Portfolio

FX round-up: Sterling slips as traders consider US rate hike in June

By Digital Look

Date: Friday 12 May 2017

FX round-up: Sterling slips as traders consider US rate hike in June

(ShareCast News) - Sterling had its back to the wall on most key crosses Friday with traders considering the likelihood of a US rate hike in June after this afternoon's bundle of inflation and retail data in that country.
At 17:05 BST, sterling was down 0.08% to $1.2876. It was down 0.67% to €1.1786. Meanwhile, the dollar-spot index was down 0.41% to $99.216.

"The Bank of England disappointed sterling bulls yesterday," said Chris Saint, senior analyst at HL Currency Service.

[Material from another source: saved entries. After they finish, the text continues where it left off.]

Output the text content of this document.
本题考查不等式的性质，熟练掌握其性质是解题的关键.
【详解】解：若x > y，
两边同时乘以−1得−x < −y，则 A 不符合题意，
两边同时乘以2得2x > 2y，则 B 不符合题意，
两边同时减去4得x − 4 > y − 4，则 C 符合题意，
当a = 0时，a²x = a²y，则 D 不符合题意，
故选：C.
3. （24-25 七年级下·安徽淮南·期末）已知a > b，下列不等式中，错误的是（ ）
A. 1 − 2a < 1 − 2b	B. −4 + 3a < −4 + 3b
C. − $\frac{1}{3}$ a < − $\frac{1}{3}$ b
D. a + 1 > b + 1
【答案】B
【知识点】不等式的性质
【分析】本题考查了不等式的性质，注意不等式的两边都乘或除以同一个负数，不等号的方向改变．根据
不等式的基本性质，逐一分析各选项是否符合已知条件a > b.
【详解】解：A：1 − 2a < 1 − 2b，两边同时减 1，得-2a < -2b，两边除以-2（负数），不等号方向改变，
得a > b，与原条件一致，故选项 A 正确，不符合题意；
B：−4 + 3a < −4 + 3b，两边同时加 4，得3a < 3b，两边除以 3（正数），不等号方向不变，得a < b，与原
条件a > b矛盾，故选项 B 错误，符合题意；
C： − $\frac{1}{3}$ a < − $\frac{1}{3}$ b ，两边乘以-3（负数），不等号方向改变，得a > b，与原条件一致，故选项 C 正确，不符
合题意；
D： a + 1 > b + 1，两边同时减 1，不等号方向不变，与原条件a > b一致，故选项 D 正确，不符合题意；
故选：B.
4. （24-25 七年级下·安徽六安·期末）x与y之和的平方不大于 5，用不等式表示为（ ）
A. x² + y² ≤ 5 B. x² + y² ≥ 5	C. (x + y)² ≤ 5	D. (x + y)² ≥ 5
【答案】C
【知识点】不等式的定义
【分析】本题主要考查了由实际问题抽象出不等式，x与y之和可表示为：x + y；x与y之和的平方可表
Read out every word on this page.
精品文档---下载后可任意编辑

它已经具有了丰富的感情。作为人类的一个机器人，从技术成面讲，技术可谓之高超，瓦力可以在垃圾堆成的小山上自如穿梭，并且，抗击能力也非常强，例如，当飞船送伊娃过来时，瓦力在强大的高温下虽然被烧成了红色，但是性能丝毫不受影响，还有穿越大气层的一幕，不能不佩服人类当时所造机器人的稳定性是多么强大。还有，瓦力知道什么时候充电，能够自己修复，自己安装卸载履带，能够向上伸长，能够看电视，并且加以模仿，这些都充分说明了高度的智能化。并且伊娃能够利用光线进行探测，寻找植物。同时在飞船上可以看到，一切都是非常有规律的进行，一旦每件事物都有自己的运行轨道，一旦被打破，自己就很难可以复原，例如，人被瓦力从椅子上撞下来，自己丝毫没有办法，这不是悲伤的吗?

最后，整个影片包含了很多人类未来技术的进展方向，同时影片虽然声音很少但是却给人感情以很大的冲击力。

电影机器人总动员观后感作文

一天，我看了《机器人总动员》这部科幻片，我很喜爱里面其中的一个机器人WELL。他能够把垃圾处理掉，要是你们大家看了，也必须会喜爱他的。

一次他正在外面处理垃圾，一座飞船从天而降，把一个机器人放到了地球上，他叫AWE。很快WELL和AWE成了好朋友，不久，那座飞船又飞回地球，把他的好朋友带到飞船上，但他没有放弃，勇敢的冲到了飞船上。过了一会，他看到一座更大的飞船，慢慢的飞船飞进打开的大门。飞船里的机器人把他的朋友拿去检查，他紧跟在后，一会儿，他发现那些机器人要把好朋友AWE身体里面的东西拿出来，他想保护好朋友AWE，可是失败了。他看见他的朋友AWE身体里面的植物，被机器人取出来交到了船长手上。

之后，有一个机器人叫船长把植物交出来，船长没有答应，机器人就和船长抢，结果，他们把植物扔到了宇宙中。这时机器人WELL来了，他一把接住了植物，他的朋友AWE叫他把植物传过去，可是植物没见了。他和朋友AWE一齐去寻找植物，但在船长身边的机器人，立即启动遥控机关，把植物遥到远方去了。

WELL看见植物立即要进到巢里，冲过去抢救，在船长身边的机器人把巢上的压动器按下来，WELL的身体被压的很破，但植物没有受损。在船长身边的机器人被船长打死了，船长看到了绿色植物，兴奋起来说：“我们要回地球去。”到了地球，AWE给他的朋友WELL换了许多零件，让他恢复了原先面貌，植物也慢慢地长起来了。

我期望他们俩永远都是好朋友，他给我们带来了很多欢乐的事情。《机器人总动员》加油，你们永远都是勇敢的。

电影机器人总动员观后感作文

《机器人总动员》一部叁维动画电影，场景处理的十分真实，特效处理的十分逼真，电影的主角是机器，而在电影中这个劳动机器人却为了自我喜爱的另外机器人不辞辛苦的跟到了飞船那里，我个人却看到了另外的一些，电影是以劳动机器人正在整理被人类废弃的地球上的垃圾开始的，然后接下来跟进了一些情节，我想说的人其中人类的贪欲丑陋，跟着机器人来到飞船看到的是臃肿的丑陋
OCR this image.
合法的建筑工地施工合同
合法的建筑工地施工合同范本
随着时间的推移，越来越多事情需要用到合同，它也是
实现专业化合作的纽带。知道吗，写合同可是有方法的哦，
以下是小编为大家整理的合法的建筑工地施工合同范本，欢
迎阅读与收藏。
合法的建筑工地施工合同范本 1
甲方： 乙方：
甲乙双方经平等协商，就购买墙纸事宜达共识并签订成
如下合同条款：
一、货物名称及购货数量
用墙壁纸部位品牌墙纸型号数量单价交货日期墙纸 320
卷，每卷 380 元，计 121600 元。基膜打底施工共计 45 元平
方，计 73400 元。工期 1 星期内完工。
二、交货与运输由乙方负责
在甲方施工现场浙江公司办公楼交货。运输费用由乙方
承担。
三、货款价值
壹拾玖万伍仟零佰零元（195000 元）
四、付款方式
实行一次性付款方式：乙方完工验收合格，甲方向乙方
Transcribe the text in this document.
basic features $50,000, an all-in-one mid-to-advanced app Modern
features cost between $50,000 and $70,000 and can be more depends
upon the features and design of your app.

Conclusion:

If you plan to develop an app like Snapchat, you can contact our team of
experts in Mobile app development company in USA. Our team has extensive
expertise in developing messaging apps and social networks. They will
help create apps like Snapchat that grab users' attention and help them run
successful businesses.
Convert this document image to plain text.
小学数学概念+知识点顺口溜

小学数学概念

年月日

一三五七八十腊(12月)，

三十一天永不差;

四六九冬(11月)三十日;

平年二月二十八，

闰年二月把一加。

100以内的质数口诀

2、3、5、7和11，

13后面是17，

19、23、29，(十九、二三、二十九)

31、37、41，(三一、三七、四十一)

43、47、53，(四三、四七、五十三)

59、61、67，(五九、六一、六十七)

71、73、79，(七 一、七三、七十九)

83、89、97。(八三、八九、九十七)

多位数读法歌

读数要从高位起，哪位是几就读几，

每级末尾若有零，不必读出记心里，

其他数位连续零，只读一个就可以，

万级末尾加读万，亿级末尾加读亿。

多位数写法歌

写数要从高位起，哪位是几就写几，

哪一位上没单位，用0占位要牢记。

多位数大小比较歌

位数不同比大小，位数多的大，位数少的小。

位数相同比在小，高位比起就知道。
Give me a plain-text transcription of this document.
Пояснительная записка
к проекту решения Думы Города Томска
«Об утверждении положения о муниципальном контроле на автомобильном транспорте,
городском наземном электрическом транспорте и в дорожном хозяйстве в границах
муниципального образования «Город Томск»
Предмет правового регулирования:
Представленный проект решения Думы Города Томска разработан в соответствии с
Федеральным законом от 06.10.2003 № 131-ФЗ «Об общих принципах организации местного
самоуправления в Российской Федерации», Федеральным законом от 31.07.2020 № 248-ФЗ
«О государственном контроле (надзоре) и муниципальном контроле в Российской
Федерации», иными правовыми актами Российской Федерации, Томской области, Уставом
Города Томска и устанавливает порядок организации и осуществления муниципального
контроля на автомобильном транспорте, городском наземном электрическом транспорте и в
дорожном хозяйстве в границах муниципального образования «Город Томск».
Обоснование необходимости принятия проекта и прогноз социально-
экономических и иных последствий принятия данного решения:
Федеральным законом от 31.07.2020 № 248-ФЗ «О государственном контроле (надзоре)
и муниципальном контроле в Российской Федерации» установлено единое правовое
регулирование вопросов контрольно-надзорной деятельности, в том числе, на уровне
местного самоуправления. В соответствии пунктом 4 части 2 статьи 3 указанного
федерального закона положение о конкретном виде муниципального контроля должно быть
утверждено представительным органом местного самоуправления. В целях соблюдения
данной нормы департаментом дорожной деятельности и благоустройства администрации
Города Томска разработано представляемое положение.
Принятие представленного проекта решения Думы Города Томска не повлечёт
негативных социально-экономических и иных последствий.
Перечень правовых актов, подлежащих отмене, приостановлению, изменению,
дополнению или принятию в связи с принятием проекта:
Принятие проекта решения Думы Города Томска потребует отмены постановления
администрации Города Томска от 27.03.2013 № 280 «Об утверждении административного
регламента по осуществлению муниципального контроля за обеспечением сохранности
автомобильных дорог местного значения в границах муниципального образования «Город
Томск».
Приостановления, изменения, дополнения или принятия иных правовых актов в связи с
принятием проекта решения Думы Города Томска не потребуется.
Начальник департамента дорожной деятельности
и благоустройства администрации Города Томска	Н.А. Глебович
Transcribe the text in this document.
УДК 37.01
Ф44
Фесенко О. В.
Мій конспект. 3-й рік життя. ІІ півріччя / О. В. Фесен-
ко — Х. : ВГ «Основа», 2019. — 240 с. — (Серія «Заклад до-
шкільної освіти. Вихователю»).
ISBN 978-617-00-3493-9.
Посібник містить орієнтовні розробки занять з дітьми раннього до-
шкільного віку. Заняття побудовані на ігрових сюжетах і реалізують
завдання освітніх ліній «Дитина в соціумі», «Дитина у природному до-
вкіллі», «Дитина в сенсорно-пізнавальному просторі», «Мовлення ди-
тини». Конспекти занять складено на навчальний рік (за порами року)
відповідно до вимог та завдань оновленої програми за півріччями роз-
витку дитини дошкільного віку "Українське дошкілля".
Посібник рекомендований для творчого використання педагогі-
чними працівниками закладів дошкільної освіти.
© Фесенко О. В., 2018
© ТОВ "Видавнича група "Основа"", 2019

"The pound is on the back foot again today, slipping to intra-week lows of $1.2845 against the dollar this morning," he added.

Michael Hewson, chief market analyst at CMC Markets UK, contended that sterling had not had a great week.

"However, this would be the first negative week since early April, and only the second one since mid-March," he said.

"This week's data hasn't done the bullish case that much good, while the Bank of England's cautious outlook yesterday hasn't helped."

Sterling was also lower on the aussie, kiwi, rand and yen, but added a little on the loonie.

Meanwhile, the dollar was having a mixed session so far, being down on the euro, aussie, kiwi and yen, but gaining on the loonie and rand.

The US consumer-price index (CPI) rose 0.2% on the month in April. Core CPI rose 0.1%. On an annual basis, US CPI slipped to 2.2% in April, and core CPI was at 1.9%.

Separate data showed US retail and food services sales for April 2017 were up 0.4% from March and up 4.5% on April 2016. Core retail sales gained 0.2% in April.

"The dollar capped one of its best weeks of the year with losses on Friday after data showed the softest retail sales growth of 2017," said Lawler.

"A June US rate hike still looks odds on but the Fed's belief that the economic growth slowdown in the first quarter was 'transitory' is going to hold a lot less water if Q2 goes the same way," he added.

Barclays reaffirmed its prediction the Fed would go ahead with a 25 bp rate hike in June.

"Today's data do not alter our view that the Federal reserve will tighten policy in June," said Barclays' Blerina Uruci.

"Labor markets remain strong, and communications from FOMC members have been clear that they remain focused on a tightening policy path."